・スペースx上場により史上最大級の12兆円 

・上場後も、議決権はイーロンマスクが握る

・イーロンマスクの経営の自由度は増す

・宇宙データセンター構想は加速

 

以下、ホリエモンニュースより

 

SpaceXが証明したロケット企業の価値

 

このニュースレターで何度も取り上げてきていたSpaceXのIPOがいよいよ大詰めを迎えている。

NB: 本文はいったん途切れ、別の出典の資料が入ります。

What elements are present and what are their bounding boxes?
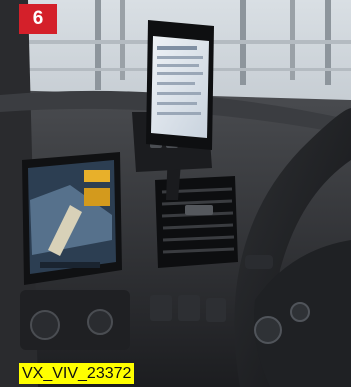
image-id-caption: VX_VIV_23372 [19,363,135,384]
photo-scene [0,0,351,387]
phone [146,20,214,150]
infotainment-screen [22,152,122,285]
product-photo: 6 VX_VIV_23372 [0,0,351,387]
figure-number-badge: 6 [19,4,57,34]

日本時間の6月5日からロードショーが始まり、調達額は750億ドル、約12兆円。時価総額はTeslaを抜く世界7位級でサウジアラムコを上回る史上最大の上場となる見込みである。
 
その進め方が異例中の異例であると感じている。
通常は大口投資家に会社を説明して回るロードショーで、買う意欲をサウンディングして価格を決めるのに、SpaceXは1株135ドルと先に決めてしまった。しかも最大約860億ドルまで売り増せるオーバーアロットメント枠まであるという。
 
そんなSpaceX株だが、今回売り出されるのは議決権の弱いA株だけで、その10倍の議決権を持つB株はイーロン・マスクが握る。これだけ大量に売り出した上場後もなお、イーロンは8割超の議決権を保ち続けるというわけだ。
 
上場で手にした12兆円もの巨額のマネーは何に使われるのか。これまでに2兆円超を投じたスターシップの開発に、宇宙空間に置くデータセンター、Starlinkの次世代網。いずれも莫大な投資を要する、次世代の宇宙インフラ構築へと注ぎ込まれるだろう。
 
もっとも、その原資となる収益の柱はすでに育ちつつある。Starlinkは昨年だけで1兆円近くを稼ぎ、データセンター部門もAnthropicに月額2000億円規模の契約を結んでいる。ここに上場資金が加わればイーロンの経営の自由度は飛躍的に上がることになる。
 
SpaceXの躍進によって宇宙ビジネスが社会の役に立つと誰もが具体的にイメージできるようになった。そういう意味で、彼らの上場は我々インターステラテクノロジズのような後発のロケット企業にとっても追い風だ。
 
これからは、ロケットをどれだけ持つかで経営力が決まる時代。だからこそ我々もできるだけ早期に上場し、衛星コンポーネントなどロケットに付随する事業会社をM&Aで取り込みながら、経営力を拡大していきたいと考えている。